Josephus Muldrew enrolled September 3, 1862 in Morgantown, but actual enlistment was shown as a Private in Company D, Third West Virginia Cavalry November 16, 1862 in Wheeling. He was honorably discharged June 13, 1865 at Wheeling. He declared his age at enlistment as 18 years and his physical description was height, 5 feet 8 inches, dark complexion, brown hair, black eyes. Josephus was taken prisoner two times while serving in the Union Army. He was first captured at Wardensville, on December 22, 1862 and taken to Richmond. He was paroled for exchange January 6,1863. He was again taken prisoner at Winchester, June 15, 1863, and paroled at City Point, Virginia July 8,1863. Note he was taken prisoner at Winchester the same day as his brother Andrew.

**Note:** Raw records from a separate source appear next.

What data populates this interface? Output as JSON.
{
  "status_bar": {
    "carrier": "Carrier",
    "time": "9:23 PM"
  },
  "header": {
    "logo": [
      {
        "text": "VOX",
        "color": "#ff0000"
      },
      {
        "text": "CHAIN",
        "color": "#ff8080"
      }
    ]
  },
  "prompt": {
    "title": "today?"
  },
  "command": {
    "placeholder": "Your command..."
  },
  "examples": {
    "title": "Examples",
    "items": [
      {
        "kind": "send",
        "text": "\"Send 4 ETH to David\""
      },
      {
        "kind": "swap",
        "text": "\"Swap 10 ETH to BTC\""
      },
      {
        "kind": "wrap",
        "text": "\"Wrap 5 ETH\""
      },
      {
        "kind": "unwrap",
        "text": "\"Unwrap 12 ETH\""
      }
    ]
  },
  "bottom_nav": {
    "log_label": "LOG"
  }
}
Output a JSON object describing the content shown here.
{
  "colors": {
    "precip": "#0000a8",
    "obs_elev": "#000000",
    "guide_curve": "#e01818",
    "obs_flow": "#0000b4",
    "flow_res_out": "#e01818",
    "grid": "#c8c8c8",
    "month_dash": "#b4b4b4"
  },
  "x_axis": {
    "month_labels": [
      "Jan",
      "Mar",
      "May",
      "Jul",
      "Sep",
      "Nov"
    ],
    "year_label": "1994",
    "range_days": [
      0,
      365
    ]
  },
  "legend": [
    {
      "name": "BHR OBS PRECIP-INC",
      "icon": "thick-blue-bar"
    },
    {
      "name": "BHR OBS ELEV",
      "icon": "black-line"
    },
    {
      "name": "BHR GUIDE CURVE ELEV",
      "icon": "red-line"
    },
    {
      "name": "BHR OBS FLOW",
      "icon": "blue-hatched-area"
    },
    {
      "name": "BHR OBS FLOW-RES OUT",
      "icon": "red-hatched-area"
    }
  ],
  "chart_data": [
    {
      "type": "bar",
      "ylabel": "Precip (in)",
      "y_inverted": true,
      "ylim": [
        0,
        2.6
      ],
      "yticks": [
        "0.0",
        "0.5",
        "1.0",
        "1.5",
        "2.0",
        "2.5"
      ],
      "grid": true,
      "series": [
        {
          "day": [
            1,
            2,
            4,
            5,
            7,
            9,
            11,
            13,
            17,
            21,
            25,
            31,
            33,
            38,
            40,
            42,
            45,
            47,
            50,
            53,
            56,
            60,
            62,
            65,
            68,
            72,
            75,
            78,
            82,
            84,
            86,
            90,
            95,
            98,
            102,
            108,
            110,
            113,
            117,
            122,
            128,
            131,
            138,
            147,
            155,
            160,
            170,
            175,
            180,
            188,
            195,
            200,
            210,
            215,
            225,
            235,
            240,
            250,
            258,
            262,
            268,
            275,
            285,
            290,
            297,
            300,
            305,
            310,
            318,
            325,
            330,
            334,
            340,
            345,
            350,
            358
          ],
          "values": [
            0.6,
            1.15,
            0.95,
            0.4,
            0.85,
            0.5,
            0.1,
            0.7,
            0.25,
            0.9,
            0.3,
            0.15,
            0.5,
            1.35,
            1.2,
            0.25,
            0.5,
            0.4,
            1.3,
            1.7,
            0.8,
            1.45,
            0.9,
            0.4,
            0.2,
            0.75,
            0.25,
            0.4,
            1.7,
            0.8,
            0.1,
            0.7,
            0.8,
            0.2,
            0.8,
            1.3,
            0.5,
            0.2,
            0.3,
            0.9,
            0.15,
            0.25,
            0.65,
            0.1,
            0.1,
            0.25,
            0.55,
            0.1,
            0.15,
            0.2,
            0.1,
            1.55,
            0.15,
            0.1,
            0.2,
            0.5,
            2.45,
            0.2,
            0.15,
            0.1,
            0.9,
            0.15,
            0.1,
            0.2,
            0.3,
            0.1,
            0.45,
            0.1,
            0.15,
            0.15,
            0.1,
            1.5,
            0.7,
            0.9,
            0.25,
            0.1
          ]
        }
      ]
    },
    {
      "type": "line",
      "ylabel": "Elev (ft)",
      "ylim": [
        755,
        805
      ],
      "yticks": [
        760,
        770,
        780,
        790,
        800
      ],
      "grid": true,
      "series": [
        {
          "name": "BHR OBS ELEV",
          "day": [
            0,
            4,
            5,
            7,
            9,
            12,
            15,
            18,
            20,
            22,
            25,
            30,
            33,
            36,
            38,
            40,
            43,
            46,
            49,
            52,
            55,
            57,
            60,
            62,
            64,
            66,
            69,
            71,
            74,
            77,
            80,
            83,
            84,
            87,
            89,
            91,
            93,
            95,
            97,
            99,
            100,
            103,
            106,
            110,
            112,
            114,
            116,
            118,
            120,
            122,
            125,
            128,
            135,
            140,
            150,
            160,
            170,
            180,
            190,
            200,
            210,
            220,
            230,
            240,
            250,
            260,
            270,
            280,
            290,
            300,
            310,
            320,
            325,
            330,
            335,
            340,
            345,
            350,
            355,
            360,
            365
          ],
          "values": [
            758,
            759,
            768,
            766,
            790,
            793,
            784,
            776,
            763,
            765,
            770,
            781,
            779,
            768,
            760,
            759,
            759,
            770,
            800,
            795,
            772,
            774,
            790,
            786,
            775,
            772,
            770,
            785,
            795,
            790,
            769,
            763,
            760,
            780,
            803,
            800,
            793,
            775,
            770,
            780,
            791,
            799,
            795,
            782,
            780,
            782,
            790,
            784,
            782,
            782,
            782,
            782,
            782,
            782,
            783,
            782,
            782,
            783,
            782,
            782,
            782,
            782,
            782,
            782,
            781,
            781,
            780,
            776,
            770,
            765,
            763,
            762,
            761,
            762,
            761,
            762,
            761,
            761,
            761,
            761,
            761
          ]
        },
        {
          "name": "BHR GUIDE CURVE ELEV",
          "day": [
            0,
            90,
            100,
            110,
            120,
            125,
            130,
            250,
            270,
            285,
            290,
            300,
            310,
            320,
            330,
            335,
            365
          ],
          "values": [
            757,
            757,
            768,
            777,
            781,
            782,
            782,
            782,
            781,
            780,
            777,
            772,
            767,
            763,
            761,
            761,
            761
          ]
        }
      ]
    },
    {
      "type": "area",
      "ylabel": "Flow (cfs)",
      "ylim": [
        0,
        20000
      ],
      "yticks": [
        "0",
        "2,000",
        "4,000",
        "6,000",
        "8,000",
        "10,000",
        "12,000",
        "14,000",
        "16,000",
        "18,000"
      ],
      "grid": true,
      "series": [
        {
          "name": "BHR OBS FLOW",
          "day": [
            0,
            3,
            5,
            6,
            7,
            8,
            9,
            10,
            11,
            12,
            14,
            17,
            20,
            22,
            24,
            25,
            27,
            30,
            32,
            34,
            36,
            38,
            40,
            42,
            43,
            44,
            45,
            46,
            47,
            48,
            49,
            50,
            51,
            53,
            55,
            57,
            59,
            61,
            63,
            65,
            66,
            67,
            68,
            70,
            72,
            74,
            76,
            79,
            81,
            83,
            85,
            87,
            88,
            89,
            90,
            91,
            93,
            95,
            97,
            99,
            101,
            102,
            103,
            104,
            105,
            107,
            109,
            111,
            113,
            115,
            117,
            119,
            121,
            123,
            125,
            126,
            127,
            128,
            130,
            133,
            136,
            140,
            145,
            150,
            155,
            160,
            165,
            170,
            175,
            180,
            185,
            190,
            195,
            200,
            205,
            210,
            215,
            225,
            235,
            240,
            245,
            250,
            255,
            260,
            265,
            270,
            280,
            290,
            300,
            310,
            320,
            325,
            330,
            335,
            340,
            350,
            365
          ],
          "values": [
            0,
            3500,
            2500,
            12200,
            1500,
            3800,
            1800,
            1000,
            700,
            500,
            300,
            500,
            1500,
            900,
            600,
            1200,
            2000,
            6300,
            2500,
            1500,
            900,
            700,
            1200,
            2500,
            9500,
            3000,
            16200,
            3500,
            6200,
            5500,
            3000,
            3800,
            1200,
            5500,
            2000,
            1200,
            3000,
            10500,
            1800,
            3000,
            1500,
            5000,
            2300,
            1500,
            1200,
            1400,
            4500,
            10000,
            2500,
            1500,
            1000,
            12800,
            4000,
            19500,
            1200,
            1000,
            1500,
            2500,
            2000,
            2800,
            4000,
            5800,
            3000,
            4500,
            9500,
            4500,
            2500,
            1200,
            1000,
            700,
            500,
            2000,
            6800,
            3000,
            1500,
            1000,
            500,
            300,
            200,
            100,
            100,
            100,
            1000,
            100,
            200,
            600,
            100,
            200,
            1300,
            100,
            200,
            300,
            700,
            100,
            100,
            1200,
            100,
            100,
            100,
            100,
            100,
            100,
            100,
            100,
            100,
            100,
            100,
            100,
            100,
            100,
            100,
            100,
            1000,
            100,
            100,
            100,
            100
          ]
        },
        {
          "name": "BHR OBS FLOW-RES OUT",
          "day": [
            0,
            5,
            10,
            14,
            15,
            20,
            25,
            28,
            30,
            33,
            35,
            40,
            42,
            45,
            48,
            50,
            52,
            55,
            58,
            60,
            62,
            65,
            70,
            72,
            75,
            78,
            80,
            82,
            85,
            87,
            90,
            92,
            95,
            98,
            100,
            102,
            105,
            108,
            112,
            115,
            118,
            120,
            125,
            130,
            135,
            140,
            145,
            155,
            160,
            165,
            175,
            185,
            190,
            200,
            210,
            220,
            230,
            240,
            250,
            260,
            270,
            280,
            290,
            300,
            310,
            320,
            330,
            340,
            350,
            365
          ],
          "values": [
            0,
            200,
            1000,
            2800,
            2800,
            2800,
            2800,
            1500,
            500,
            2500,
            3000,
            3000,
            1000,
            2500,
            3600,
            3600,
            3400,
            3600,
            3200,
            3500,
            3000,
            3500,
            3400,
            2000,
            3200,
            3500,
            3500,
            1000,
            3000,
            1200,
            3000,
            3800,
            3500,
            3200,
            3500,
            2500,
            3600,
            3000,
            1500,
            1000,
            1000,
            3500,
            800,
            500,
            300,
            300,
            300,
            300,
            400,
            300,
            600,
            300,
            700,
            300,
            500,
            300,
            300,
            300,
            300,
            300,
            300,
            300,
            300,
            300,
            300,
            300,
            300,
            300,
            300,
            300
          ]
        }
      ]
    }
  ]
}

Josephus applied for a pension in 1892, was not approved at that time, but again applied in 1894 and was approved. The pension application of 1894 mentions his vocation as being laborer on B & O Railroad. His address listed as Roneys Point, Ohio County in 1891 and Rosby’s Rock, Marshall County in 1894. Josephus married Euphamy Lydick September 3, 1870 in Jacktown, Greene County, Pennsylvania. Their children were; Lizzie Jane, Levi, Sadia, James, and Ella May. Josephus died November 4, 1912 at Rosby’s Rock. He and his wife Euphamy are buried at Mt. Rose Cemetery, Marshall County, West Virginia.